Monday, November 26, 2007

The Hearse Whisperer

1. Nearly every society has a creation myth, explaining how First Man and First Woman decided to set up housekeeping and make a go of things on their own.

2. Nearly every poet and writer has an awareness of an aha moment, in which the lot was drawn, the die cast, the shoe finally fit, the penny dropped, the realization hit.

3. Writers and poets are walking examples of people who want to get away from one world and into another of their own creation.

4. As is the case with wanderers, hunters and gatherers, poets and writers have some sense of being in or wanting to be in a mystical relationship with some force they perceive as extending beyond them, beyond such limiting concepts as time, space, and causation.

5. So far, there is nothing funny about any of this and there should be.

6. It is well known that there cannot be humor unless there is pretension or disaster or fear of death.

7. Okay. Now we have humor because poets and writers are pretending to get glimpses of truth, which they generously hope to pass on (for a royalty of course); their attempts to pass this information along go, as one poet put it, aft agley, or in more modern terms, FUBAR, and unless one has signed on as a jihadist, there is little enough known about death to set one's mind entirely at rest on the subject.

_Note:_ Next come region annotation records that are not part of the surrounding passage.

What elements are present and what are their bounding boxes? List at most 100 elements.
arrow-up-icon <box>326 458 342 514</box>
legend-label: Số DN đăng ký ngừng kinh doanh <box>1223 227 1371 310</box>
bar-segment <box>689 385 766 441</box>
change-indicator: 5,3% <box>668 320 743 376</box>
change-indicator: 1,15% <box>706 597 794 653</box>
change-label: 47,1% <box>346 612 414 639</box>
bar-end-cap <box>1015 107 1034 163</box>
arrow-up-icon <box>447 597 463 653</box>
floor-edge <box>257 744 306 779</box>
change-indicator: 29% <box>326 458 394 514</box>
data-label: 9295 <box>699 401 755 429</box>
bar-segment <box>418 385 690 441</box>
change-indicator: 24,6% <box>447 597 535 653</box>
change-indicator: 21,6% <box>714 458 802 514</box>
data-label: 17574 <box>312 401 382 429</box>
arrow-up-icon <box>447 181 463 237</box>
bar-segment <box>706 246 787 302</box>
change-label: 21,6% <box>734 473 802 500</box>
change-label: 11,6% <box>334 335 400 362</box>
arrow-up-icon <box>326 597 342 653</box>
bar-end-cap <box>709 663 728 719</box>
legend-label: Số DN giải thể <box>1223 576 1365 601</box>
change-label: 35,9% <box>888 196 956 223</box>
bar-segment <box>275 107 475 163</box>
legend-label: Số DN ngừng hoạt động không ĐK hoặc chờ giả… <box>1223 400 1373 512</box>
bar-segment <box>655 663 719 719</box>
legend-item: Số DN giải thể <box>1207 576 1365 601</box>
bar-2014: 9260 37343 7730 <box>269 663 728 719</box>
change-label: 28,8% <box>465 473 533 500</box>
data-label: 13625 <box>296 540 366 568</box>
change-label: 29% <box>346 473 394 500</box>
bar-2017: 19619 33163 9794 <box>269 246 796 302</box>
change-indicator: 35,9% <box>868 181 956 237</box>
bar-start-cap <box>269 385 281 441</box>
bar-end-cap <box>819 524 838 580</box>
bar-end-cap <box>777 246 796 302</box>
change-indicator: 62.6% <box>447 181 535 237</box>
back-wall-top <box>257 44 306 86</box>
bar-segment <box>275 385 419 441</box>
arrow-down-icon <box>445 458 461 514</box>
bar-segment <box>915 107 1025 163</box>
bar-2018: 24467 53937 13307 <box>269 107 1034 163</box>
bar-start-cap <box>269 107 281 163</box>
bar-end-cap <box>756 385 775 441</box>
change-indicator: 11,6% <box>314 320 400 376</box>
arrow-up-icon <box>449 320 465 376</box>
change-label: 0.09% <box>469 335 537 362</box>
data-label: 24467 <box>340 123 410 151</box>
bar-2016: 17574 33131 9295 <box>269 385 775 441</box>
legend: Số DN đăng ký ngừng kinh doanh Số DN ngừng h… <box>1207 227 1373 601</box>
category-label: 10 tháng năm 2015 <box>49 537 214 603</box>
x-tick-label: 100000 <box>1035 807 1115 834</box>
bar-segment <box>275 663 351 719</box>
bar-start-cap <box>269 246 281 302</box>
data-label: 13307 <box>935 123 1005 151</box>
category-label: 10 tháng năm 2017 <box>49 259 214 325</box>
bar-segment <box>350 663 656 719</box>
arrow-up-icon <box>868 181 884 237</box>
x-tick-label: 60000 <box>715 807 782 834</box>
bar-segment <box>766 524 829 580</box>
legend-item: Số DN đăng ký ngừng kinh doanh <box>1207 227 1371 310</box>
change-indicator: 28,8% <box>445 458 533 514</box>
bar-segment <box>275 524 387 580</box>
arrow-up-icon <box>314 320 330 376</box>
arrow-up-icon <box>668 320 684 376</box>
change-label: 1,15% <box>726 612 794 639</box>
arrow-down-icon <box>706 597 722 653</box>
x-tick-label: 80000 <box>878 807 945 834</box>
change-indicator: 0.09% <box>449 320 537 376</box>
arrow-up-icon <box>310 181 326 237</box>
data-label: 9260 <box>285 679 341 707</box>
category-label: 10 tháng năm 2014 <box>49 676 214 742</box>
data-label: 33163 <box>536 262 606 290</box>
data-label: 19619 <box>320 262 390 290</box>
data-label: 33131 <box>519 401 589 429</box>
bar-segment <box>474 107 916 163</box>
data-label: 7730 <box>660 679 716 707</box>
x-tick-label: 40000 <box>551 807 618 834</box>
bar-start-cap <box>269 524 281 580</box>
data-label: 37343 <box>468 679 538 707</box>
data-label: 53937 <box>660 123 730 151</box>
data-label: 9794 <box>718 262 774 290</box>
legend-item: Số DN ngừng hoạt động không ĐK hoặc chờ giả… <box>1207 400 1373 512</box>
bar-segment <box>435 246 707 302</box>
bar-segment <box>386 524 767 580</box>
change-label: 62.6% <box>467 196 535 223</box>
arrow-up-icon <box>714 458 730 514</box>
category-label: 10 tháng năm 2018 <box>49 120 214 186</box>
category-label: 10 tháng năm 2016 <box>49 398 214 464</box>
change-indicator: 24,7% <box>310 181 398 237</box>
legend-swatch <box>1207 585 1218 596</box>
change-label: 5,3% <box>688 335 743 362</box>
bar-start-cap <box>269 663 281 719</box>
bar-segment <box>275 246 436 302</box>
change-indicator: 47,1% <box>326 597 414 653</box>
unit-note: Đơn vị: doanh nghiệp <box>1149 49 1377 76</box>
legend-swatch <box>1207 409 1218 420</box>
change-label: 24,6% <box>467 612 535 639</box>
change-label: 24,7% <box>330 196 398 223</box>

8. In our culture, there are corporate histories which are the modern equivalent of creation myths because the goal of the corporate history is to get us to invest in the corporation and vote proxies to the present board of directors, while in creation myths the goal is--hey!--the goal is to get us to invest in the corporation and vote proxies to the present board of directors.

9. This is not funny. Right?

10. Poets and writers, when not sticking to their own inner visions, can pick up a occasional Euro or two by writing Creation Myths for real societies and societies that don't exist. I mean, who better than a poet or writer? You're not going to trust some old scribe, are you?

11. Suppose everything that does not represent itself as fiction is really a prospectus for a creation myth?

12. This would make everything funny for about a third of all living persons, leaving a full two-thirds of the world population serious, bewildered, and trying to buy into the corporate history and its financial reports.

13. We know what happens when we get numbers like that: the Republicans order seconds.

14. That isn't as funny as what happens next: The Democrats confess to everything.

15. The Republicans filibuster The Sermon on the Mount, rendering it inoperable.

16. Schadenfreude becomes the new Patriot Act.

17. There is still fiction and poetry to guide us.

18. Thing is, we don't know where it will guide us.

19. All things are flowing, sage Heraclitus says/
And a tawdry cheapness shall outlast our days...

20. Fu I loved the high cloud and the hill.
Li Po died a drunk;
He tried to embrace the moon in the Yellow River

21. During one of his more coherent drunken invectives, Peter Wigham maintained that in order for a poet to achieve greatness, his or her work had to be something that someone knew from memory, precluding Ezra Pound from greatness.

22. "Bullshit, Peter," I said: The apparition of these faces in the crowd:
Petals on a wet, black bough.

23. "Son of a bitch," Peter said.

24. Numbers 19 and 20 as well, I said.

25. Double son of a bitch, quoth Peter.

26. Maybe the Prophet was wrong about all being vanity. Maybe all is Creation Myth.

27. Poets and writers don't have solutions when they set forth.

28. Is the quest for a Unified Field Theory an earnest desire for a Creation Myth ?

29. Do you feel any different about Creation Myths now.

30. WTF was Peter Wigham?

31. He professed literature at UC Berkeley and later in life sold flowers at a Riley's stand on Milpas Street, Santa Barbara, CA.




3 comments:

R.L. Bourges said...

re corporate creation myths: in political circles (and advertising, but where's the difference?) the big thing is "storytelling". promises? Forget it. And don't bother the folks with balanced budgets or habeas corpus or...whatever. tell them stories 'cause that's all that matters - a good story.
some writers finally start telling stories when they realize that their lies are at least as true as everybody else's - and besides, they're more fun.

x said...

Blasted Blogger ate my comment again! And it was so funny. All about how Peter Wigham obviously got a promotion and how I so yearn for a Creation Myth I can believe in and how I still know nothing about nothing should go work at Riley's flower stand because at least I do know flowers smell good. Darn!

Lori Witzel said...

Synchronicity is icumen in, Laud sing cuckoo!

While walking with a colleague after work yesterday (or rather, in the interregnum between the work-day and the work-dusk) we discussed the fabulous mythologies one can find in business leadership books.

Re: 21. Thank goodness you shared 22, I was poised to jump in on Old Ez's behalf and get all up in Peter's precludings.

(That Dean must be a prickly character...)

And, one more: word verification is "aoltzy" which I'll define as the tiny fit of pique produced when AOL doesn't work as expected, and my sweet father-in-law calls my techie hubbie for advice.